Riyadi berjalan ke arah pintu pengemudi, mengaktifkan GPS, dan menyerukan kata 'Pakel' di depan GPS itu.
"Rusun Pakel!" tambah Syailendra.
Layar GPS mengaktifkan layar holografik tipis di kaca depan mobil. Memberi kesempatan bagi Riyadi untuk tahu arah mana yang harus ia ambil untuk sampai tujuan.
"Oke," Riyadi menyentuh kaca depan mobilnya dan menonaktifkan layar GPS itu. Ia kemudian mulai mengemudikan mobil itu ke tujuan.
*****
Rusun Pakel, Surakarta
Rusun Pakel adalah komplek rumah susun alias apartemen sederhana yang berjejer di sepanjang Jalan Pakel, 9 kilometer arah tenggara Bandara Adi Sumarmo. Rusun ini terdiri dari 9 unit yang diberi kode Pakel 1 hingga Pakel 9. Syailendra mengarahkan mobil mereka ke arah Rusun Pakel 3 yang terlihat agak mencolok dibandingkan unit lainnya karena warnanya hijau sendiri sementara unit lainnya berwarna kuning atau putih.
Riyadi memarkir mobilnya di area parkir lalu ia dan Syailendra turun. Syailendra kemudian memberi isyarat bagi Riyadi untuk menyiagakan pistolnya. Riyadi menepuk pinggang kanannya di mana holster pistolnya terpasang kemudian mengikuti Syailendra memasuki kompleks rusun itu.
Langkah mereka sempat dihentikan seorang satpam yang mendeteksi adanya logam di balik pakaian mereka berdua. "Stop!" kata satpam itu, "Siapa anda?"

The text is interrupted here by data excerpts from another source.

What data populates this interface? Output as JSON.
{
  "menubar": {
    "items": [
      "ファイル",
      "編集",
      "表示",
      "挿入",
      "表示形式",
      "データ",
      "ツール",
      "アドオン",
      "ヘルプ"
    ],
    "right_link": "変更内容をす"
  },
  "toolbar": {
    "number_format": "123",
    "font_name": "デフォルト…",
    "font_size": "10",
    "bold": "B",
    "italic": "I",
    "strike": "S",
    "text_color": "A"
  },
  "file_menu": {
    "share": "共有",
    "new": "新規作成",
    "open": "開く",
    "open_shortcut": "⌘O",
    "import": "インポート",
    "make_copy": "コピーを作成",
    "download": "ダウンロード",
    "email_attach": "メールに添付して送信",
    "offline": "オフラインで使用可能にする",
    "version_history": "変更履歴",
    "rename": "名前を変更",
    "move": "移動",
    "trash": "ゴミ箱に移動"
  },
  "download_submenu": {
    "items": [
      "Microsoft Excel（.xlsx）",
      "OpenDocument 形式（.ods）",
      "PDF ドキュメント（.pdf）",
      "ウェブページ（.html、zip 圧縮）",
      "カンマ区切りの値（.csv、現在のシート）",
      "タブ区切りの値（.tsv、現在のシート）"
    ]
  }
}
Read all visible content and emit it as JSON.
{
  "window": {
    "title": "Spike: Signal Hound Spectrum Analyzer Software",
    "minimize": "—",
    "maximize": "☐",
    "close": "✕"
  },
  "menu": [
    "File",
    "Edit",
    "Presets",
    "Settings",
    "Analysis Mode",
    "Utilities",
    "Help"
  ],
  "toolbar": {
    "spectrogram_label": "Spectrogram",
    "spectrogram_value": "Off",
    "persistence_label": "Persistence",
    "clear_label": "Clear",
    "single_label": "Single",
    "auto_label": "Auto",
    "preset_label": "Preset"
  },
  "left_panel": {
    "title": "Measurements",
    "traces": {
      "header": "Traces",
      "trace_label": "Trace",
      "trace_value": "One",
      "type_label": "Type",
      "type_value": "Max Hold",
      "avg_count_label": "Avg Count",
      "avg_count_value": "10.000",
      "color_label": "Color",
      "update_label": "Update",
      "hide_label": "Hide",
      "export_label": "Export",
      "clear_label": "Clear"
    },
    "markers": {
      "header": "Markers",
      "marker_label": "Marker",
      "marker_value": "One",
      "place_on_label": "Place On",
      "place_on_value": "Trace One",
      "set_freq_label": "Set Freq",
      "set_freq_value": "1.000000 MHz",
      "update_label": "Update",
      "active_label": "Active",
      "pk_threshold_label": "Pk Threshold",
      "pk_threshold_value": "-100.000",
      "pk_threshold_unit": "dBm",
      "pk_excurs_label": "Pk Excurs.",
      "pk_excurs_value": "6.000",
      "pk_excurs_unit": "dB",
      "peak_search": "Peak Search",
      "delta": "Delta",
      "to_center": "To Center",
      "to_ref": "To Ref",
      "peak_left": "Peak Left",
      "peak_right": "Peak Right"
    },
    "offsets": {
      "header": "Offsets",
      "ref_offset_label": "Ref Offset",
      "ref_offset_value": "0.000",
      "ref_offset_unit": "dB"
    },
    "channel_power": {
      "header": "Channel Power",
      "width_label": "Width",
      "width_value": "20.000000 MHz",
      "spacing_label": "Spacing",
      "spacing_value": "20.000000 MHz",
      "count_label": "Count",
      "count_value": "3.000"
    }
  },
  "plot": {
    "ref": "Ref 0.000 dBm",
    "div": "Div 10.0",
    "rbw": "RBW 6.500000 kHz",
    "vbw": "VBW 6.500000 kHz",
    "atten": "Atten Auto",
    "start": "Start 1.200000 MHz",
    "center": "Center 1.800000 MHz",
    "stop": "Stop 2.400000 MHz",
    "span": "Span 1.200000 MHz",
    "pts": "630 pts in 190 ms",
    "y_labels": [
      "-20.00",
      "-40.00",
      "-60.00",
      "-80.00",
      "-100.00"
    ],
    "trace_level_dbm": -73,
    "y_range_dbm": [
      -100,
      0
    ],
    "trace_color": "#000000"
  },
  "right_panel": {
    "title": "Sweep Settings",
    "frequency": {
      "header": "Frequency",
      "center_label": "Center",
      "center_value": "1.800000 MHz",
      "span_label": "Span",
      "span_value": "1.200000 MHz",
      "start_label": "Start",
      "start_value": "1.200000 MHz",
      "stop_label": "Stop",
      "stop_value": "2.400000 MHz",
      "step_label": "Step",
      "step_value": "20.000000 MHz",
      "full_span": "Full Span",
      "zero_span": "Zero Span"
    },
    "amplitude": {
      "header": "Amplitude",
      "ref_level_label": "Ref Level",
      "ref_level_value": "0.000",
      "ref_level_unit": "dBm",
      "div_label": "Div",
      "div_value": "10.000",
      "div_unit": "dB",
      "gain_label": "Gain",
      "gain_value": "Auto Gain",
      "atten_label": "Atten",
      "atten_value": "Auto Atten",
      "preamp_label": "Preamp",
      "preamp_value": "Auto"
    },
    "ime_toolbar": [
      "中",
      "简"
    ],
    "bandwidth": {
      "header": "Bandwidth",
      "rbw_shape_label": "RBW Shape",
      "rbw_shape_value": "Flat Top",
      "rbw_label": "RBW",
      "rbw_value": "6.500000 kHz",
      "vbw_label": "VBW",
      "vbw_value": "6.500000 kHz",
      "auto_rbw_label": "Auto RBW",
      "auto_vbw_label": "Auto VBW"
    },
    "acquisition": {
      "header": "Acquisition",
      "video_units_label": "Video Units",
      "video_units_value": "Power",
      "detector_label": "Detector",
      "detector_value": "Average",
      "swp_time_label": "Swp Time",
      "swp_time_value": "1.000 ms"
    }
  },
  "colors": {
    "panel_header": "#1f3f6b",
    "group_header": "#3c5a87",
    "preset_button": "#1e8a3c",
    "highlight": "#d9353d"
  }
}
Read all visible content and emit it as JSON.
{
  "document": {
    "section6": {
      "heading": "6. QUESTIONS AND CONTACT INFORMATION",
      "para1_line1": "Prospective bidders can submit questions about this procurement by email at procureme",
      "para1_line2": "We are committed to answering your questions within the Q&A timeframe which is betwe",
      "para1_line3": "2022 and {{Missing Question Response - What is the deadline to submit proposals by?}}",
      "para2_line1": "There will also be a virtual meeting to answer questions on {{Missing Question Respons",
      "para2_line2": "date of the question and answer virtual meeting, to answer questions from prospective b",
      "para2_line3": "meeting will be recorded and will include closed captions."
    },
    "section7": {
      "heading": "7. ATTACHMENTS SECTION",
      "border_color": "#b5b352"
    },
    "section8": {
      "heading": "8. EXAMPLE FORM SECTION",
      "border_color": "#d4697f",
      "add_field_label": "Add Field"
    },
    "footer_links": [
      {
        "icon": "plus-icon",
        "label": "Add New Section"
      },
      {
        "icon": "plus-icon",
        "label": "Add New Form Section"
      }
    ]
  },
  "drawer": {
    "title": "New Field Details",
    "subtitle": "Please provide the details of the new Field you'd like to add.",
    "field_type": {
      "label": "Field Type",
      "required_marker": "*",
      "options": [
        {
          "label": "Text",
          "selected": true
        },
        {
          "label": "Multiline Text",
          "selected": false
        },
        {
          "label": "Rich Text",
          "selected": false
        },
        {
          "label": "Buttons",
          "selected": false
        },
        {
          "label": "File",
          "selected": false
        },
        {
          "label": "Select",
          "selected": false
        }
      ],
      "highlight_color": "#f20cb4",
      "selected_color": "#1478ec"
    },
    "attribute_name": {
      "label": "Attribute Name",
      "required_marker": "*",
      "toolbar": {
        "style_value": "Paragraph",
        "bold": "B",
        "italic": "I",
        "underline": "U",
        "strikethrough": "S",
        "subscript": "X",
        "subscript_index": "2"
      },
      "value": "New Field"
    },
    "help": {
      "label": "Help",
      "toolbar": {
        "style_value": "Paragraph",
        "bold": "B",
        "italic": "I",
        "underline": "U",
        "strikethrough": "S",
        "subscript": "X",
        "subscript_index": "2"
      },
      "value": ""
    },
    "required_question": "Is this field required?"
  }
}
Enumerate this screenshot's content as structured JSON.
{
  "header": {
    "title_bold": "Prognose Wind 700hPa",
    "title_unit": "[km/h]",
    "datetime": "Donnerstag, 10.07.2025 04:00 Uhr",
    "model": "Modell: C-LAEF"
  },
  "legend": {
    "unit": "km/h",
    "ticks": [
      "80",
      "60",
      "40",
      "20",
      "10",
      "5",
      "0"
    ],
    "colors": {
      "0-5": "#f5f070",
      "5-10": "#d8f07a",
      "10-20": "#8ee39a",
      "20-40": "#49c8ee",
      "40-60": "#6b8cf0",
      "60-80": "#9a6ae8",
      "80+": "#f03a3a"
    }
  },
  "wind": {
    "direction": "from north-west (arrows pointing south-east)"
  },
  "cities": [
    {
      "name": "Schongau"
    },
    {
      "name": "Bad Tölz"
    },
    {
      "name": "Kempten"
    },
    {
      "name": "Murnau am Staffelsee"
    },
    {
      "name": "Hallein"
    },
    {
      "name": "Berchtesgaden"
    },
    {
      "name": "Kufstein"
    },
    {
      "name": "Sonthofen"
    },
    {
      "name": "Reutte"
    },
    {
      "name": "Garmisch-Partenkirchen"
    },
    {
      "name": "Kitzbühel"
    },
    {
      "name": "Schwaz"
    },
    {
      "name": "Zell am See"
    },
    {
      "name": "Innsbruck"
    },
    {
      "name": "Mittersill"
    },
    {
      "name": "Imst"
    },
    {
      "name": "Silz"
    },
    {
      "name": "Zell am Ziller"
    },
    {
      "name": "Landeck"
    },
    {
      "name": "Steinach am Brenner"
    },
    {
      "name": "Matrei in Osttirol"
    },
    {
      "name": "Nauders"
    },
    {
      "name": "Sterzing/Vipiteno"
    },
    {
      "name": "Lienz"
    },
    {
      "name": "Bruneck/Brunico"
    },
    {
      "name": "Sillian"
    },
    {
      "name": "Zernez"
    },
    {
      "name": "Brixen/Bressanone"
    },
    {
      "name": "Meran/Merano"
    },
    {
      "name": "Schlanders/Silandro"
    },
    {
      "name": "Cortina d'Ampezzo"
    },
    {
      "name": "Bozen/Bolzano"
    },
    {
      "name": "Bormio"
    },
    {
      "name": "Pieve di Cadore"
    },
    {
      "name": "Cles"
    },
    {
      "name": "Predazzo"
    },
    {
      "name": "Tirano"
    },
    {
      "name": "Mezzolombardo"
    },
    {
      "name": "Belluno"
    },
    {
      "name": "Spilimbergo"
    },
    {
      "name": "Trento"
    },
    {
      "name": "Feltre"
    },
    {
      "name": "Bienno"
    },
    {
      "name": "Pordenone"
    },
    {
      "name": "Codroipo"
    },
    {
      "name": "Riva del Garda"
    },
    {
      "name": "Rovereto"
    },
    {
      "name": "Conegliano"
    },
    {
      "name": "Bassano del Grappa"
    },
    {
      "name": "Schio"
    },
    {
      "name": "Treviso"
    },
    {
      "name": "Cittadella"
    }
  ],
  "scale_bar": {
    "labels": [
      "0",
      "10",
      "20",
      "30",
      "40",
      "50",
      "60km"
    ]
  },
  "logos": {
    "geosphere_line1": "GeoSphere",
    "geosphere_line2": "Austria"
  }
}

"Polisi," kata Syailendra sembari menyodorkan sebuah layar tipis bertanda pengenal dari kepolisian kepada satpam itu.
"Oh maaf, silakan Pak," satpam itu menunduk lalu kembali duduk dan mengabaikan Syailendra serta Riyadi.
"Ayo, Di," ajak Syailendra sembari berjalan menuju lift dan memencet tombol menuju lantai 5.
"Bapak asalnya dari kepolisian ya?" tanya Riyadi
"Tidak. Tapi saya punya kartu identitas kepolisian, TNI AD, BIN, TNI AU, dan TNI AL. Buat jaga-jaga kalau diperlukan," Syailendra mengulum senyum, "Ngomong-ngomong pangkat kolonel saya itu dari AD. Ah, kita sudah sampai."
Syailendra dan Riyadi pun keluar dari lift dan Syailendra memberi isyarat pada Riyadi untuk memperhatikan belakangnya sementara Syailendra menarik sepucuk pistol dari balik jaket hitamnya. Mereka berdua berjalan mengendap-endap di lorong sempit itu menuju sebuah kamar yang dari kejauhan pintunya tampak sedikit terbuka.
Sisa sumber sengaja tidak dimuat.